According to the carrier, its eight creditor banks including the Korea Development Bank all gave the green light for the company to finish the voluntary arrangement. The flagship carrier is now officially “normalized” after five years.
“The reason why creditors decided to end the voluntary arrangement is that they acknowledged Asiana’s ability to manage the company on its own,” said a spokesman from Asiana.
Asiana entered the voluntary arrangement in 2010 following Kumho Asiana Group’s liquidity crunch, which stemmed from the acquisition of Daewoo Engineering and Construction. The voluntary arrangement was set for two years, but the debt-restructuring agreement with creditors was extended two times because the company’s financial condition remained unstable.
Creditors said that since Asiana was able to get financing following the improvement of its financial health and also met the goal of paying back remaining debts under the plan, they decided to end the arrangement.
In addition, since Asiana is expected to purchase more new aircraft in the next few years, creditors also decided to extend the maturity date of bonds worth 1 trillion won ($900 million) for two years, alleviating debt-payment pressure for Asiana.
Other Kumho Asiana Group affiliates will soon follow the airline.
Creditors of Kumho Tire also discussed an end to a debt workout program on Thursday.

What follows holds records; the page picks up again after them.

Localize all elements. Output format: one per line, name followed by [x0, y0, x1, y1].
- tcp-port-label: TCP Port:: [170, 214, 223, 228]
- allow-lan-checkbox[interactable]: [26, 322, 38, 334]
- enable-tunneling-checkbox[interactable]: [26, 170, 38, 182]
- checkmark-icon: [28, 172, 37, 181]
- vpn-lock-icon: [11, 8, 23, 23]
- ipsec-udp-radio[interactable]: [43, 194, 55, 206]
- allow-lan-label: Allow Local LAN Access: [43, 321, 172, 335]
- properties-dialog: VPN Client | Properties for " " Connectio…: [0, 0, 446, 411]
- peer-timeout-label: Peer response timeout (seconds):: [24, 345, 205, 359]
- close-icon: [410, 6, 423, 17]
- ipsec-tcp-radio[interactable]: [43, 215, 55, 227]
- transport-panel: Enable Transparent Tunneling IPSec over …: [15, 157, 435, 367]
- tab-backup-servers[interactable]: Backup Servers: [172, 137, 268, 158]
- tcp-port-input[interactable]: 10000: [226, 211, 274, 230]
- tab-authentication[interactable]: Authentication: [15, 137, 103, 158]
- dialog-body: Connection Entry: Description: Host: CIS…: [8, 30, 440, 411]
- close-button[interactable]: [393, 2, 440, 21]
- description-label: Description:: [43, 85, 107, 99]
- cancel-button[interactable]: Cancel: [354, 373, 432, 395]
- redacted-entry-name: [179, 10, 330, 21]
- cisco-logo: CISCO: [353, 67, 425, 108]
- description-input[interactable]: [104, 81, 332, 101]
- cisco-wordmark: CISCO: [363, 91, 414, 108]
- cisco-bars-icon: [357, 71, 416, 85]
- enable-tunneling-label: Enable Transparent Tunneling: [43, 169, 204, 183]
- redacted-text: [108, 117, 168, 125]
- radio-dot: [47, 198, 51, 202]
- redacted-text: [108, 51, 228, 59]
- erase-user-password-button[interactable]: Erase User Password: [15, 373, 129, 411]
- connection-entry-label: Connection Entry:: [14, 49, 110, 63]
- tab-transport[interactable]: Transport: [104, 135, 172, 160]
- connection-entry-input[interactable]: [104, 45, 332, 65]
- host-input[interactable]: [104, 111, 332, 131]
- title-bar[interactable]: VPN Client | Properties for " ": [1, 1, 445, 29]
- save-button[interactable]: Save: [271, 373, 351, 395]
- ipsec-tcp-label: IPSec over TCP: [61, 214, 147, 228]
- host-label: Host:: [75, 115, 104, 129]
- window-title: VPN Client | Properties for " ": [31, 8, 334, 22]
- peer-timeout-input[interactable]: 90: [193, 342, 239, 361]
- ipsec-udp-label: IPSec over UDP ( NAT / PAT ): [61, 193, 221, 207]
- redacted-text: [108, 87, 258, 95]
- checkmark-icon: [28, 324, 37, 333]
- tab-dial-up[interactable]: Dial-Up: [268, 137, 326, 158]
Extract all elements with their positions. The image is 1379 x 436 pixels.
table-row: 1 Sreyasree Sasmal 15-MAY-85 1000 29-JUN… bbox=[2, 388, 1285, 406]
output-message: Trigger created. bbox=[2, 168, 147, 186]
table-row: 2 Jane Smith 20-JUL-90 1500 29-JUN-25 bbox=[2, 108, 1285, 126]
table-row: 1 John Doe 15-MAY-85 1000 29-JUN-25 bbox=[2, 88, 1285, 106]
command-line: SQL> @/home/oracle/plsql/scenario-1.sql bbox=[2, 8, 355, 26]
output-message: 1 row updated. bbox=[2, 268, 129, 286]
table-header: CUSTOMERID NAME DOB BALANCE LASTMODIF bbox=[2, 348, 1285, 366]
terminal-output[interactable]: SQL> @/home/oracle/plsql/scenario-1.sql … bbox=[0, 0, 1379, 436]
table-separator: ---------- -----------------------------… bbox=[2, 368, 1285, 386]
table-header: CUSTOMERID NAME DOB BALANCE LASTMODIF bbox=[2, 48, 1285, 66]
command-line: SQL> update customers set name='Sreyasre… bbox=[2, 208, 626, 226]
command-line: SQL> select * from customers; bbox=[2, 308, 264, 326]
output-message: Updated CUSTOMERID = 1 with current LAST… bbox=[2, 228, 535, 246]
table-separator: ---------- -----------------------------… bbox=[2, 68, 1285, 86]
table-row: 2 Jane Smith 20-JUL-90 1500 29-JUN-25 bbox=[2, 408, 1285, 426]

Creditors are expected to make a decision on Dec. 18.
Kumho Tire, Korea’s second-largest tire manufacturer, had a debt-to-equity ratio of 858 percent in 2010, but lowered it to 290 percent in the first half of this year. Its credit rating also rose from BBB- to BBB.
Once the end of the debt workout program is confirmed, Kumho Asiana Group will focus on purchasing back shares owned by creditors. The chaebol’s first goal will be buying shares of Kumho Industrial, the de facto holding company of the conglomerate, which is also under a debt workout program.
Creditors said Kumho Industrial’s debt program will come to end once they sell a 57.5 percent stake of Kumho Industrial by the first half of 2015. For Kumho Tire, nine creditors have a combined 42 percent stake. Kumho Asiana Group Chairman Park Sam-koo has the right to buy back creditors’ shares in priority.